Da berühren Sie ein schmerzliches Thema. Die US-Feministin Robin Morgan hat mal in den Siebzigerjahren gesagt: Der erste Schritt des Feminismus ist nicht die Versöhnung mit den Männern, sondern die Versöhnung unter Frauen. Die Tragik von Frauen ist, dass sie zwar als Gruppe betroffen sind, sich aber nicht als Gruppe verstehen. Traditionell sind sie Feindinnen. In der Vergangenheit, in der das Wohl und Wehe jeder Frau von der Gunst eines Mannes abhing, war jede andere Frau für sie eine lebensbedrohliche Konkurrenz. Das steckt den Frauen noch immer in den Knochen. Ich persönlich kenne beide Seiten: die herzliche Solidarität und Zuwendung von Frauen, gerade auch von jungen Frauen – aber auch Aggressivität, Neid, Rivalität. Und leider lassen sich Frauen dafür immer wieder instrumentalisieren, vor allem in den Medien. Obwohl sie bei dem Spiel letztendlich selbst die Verliererinnen sind.

„Das letzte politische Magazin in Feministinnenhand in Europa“

Mittlerweile konkurriert das Magazin mit zahlreichen jüngeren Formaten wie dem Missy Magazine oder Kleinerdrei.org. Wie positioniert sich „Emma“ innerhalb der nationalen und internationalen feministischen Medienlandschaft?

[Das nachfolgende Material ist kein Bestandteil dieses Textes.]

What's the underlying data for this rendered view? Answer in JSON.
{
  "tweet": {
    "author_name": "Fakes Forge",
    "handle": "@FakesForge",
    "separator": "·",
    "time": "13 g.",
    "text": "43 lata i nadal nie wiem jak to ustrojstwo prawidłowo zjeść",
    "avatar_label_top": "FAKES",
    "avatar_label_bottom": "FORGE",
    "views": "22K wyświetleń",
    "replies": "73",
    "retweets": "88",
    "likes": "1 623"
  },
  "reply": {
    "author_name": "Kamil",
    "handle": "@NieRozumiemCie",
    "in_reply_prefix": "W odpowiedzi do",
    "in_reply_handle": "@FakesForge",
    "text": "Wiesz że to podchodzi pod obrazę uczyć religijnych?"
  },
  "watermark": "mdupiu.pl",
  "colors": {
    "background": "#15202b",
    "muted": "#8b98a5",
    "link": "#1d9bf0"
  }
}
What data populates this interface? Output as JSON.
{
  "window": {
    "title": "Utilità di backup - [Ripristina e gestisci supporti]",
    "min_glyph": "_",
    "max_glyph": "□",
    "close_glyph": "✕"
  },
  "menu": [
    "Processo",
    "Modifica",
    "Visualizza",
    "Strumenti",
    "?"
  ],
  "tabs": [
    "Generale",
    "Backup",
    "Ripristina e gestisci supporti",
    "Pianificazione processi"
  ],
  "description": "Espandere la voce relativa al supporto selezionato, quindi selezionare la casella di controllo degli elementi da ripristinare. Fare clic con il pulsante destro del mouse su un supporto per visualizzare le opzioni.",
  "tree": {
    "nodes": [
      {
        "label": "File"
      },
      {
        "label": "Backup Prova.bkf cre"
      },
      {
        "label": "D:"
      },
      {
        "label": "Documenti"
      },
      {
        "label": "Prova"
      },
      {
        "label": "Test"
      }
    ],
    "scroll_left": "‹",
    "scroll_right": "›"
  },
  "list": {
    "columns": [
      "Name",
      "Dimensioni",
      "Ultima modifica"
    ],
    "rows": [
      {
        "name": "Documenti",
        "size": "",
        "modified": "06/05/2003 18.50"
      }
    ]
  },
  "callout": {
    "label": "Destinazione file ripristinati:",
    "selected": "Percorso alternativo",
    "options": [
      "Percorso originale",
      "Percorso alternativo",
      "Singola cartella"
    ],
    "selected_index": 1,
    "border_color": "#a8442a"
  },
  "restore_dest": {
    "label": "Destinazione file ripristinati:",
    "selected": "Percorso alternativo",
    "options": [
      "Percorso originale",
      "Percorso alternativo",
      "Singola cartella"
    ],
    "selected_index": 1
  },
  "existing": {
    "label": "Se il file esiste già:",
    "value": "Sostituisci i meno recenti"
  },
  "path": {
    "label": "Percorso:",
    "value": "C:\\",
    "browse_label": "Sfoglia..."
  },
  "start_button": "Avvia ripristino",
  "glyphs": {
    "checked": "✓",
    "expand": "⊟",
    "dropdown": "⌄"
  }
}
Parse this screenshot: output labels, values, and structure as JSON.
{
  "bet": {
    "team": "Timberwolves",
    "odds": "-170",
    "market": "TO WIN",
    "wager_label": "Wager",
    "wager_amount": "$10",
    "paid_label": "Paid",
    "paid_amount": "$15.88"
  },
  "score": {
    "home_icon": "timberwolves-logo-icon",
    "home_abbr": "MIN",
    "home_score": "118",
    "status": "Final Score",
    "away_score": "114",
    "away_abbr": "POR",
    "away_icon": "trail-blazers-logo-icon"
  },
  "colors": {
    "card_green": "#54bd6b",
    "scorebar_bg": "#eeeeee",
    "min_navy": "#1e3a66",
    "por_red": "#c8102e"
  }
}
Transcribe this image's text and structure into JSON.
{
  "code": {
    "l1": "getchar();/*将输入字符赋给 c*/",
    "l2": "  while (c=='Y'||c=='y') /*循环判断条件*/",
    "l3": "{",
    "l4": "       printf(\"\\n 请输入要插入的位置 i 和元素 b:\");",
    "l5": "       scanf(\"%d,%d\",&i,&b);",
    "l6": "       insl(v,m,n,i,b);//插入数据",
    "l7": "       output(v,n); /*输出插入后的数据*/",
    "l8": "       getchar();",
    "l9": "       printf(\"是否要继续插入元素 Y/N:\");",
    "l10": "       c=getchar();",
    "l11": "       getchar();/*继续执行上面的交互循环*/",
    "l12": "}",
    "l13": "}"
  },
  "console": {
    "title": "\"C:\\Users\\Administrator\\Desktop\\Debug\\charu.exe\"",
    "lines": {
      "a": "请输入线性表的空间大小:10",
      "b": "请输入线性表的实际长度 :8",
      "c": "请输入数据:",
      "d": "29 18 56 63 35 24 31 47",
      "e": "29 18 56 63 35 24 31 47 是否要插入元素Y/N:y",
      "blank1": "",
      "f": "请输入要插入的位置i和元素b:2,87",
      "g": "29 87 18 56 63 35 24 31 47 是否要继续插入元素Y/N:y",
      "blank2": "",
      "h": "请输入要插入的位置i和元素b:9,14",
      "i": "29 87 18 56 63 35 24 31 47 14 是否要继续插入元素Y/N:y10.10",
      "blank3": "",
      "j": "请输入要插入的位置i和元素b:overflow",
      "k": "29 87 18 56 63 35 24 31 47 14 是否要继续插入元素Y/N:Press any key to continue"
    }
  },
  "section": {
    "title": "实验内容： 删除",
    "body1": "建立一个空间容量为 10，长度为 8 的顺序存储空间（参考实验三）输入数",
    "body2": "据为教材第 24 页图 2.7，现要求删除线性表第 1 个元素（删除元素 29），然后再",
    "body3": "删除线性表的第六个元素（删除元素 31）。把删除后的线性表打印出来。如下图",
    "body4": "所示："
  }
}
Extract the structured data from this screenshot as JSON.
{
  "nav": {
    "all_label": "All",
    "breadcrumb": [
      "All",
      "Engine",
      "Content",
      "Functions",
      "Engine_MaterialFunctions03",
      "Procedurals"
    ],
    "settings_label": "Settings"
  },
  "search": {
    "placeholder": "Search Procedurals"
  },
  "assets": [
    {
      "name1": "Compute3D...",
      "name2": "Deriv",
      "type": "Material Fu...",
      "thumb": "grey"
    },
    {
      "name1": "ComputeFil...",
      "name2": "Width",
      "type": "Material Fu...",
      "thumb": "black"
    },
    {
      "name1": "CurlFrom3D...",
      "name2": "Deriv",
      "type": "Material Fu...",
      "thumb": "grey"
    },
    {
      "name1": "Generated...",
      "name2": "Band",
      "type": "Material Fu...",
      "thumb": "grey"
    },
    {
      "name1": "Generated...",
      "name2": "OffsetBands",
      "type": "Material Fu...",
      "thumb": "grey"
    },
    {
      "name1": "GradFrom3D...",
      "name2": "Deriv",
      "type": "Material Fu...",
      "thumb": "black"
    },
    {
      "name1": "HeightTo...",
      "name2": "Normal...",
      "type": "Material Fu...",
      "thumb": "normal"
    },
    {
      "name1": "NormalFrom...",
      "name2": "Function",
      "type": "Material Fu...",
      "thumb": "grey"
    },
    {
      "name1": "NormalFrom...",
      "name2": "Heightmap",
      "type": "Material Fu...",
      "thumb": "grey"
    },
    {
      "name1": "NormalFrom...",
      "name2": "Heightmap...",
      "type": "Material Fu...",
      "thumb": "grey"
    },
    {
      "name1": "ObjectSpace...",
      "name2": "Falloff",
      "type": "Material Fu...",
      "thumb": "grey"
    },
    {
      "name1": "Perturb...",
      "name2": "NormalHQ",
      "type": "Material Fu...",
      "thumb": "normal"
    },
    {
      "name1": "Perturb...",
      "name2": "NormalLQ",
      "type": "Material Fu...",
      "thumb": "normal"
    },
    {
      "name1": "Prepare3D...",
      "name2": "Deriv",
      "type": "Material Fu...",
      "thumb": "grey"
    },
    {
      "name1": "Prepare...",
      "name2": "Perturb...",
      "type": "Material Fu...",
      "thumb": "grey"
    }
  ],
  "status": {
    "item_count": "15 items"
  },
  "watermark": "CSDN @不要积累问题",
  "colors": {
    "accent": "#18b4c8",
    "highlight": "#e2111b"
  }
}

Emma ist in der Tat weiterhin das feministische Leitmedium, weit über Deutschland hinaus. Die genannten Blätter sind zum Teil interessant, aber eben Spartenblätter: für Popkultur oder Netzfeminismus etcetera. Soweit ich das überblicken kann, ist Emma das letzte politische Magazin in Feministinnenhand in Europa. Wir sind keine Frauenzeitschrift! Wir machen die Emma für alle – weit über den Feminismus im engeren Sinne hinaus. 
 

Die deutsche Journalistin und Publizistin Alice Schwarzer (Jahrgang 1942) ist die bekannteste deutsche Feministin. Seit Januar 1977 erscheint die von ihr gegründete Zeitschrift Emma, deren Verlegerin und Chefredakteurin sie bis heute ist. Alice Schwarzer hat zahlreiche Bücher veröffentlicht und wurde mehrfach für ihr politisches Engagement ausgezeichnet.